I respect the contribution made by Judith to the field of yoga; she has founded and confounded institutes and journals, taught, spoken publicly, and pushed the boundaries of a field that has helped lots of people. I found her book, however, hard to swallow and skipped over most of it. The book talks in a kind of new-agey psycho-babble that makes my neck hair stand on end.

Her book is based on the premise that a lot of people in yoga have which is that everyone has a true self or nature and our job is to chisel away at all the stuff that is not this essence. “When you are in a state of yoga, or wholeness, you rest in your own true nature.” (p7) And she preaches – and yes, it is a kind of preaching – things like “Abiding practice” (p 39) to remind us that there is nothing outside our true self that doesn’t already exist, we just have to find it.
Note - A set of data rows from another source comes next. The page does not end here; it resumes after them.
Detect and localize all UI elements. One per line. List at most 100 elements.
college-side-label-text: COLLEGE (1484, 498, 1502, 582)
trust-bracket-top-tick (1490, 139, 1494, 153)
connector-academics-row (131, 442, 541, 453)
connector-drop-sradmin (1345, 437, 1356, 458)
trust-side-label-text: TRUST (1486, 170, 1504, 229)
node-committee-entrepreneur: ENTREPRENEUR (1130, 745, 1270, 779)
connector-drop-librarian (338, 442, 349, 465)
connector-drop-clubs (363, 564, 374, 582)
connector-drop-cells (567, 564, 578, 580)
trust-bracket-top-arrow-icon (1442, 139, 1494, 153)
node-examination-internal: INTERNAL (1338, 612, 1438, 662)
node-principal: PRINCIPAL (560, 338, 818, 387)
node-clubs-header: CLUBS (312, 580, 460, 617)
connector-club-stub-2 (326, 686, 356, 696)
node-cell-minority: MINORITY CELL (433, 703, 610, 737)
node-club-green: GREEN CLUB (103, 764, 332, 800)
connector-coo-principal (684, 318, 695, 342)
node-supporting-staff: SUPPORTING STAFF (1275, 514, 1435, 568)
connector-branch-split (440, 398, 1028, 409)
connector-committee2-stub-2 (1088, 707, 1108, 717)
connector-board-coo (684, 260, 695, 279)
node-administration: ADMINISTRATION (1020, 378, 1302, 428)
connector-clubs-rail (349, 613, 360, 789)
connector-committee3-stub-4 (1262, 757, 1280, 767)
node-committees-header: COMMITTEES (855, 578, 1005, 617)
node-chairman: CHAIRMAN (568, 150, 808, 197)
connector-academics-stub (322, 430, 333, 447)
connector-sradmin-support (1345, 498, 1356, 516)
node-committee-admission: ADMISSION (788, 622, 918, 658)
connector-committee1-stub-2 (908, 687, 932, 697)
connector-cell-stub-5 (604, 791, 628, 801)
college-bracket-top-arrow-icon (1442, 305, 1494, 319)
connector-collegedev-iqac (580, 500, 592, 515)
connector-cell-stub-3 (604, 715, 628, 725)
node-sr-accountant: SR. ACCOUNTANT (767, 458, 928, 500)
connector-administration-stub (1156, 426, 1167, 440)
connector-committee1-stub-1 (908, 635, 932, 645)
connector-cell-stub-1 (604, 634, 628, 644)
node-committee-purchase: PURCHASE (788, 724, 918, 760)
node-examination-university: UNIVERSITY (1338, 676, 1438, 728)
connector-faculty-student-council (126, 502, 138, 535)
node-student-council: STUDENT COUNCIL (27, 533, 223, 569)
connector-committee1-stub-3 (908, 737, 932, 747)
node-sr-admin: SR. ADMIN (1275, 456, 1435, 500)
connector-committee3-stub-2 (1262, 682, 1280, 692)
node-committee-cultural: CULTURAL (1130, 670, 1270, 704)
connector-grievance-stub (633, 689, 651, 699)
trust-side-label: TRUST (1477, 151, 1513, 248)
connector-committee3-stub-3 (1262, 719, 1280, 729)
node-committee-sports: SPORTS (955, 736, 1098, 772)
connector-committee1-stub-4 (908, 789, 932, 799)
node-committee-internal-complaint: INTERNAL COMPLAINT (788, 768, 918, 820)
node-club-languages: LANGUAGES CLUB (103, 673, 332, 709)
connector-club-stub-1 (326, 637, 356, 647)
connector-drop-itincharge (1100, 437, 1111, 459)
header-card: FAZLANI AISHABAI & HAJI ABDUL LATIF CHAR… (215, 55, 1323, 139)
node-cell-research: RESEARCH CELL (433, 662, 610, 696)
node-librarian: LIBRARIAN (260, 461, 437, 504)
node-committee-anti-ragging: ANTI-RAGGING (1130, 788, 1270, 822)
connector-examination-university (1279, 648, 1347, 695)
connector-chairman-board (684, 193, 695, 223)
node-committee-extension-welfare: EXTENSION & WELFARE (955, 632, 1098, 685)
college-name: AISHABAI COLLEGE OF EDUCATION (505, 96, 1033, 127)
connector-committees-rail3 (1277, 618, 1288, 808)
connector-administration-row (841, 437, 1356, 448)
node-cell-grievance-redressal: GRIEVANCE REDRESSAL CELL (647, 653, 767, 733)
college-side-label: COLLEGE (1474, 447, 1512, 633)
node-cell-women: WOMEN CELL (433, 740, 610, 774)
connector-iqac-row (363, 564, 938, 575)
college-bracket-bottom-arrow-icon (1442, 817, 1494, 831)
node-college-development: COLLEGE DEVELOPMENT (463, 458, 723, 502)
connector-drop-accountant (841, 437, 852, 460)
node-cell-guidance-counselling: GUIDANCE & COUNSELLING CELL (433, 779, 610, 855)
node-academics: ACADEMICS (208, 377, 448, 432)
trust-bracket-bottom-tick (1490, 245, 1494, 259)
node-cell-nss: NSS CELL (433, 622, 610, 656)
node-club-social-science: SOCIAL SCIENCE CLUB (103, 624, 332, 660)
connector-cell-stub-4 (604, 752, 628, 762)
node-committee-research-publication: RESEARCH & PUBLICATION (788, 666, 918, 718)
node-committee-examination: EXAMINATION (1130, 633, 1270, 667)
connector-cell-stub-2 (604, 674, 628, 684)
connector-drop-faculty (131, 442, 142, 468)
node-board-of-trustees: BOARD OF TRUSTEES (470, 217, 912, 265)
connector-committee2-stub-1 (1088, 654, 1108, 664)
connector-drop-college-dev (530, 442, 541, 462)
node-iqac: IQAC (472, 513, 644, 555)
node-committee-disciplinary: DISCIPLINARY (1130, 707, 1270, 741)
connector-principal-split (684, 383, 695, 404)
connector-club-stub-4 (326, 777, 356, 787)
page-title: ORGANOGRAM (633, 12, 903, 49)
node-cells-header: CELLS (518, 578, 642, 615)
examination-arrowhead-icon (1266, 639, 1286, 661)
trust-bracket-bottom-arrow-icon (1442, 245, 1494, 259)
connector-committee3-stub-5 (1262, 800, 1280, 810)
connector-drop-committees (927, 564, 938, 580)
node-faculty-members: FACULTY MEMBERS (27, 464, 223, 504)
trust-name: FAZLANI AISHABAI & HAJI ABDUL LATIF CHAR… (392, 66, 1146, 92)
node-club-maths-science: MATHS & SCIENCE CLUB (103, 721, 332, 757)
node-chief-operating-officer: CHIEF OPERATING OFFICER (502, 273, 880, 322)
This sort of makes everyone born a little deity, spoilt by the world and circumstances, and having to peel off the layers of impurity to become true. I can’t glorify humans like this. I think that we are no more than an evolving species that is shaping and being shaped by the world. And that will one day (maybe not so far off) we will become extinct, or change beyond recognition to adapt to bigger planetary movements. We are social beings, learning – to survive, both within this lifetime and over the arc of time. Hopefully, our selves change. Certainty our identities do.

I am totally down for the idea of the spiritual in the every day. And I listen quite hard to my body. What is it telling me – to eat, to do? What am I feeling here? I also read, reflect, and act on data – what people or research tell me – which helps inform what I eat and do. It helps me adapt how I feel to be more strategic, more patient, or calmer. In other words, I learn.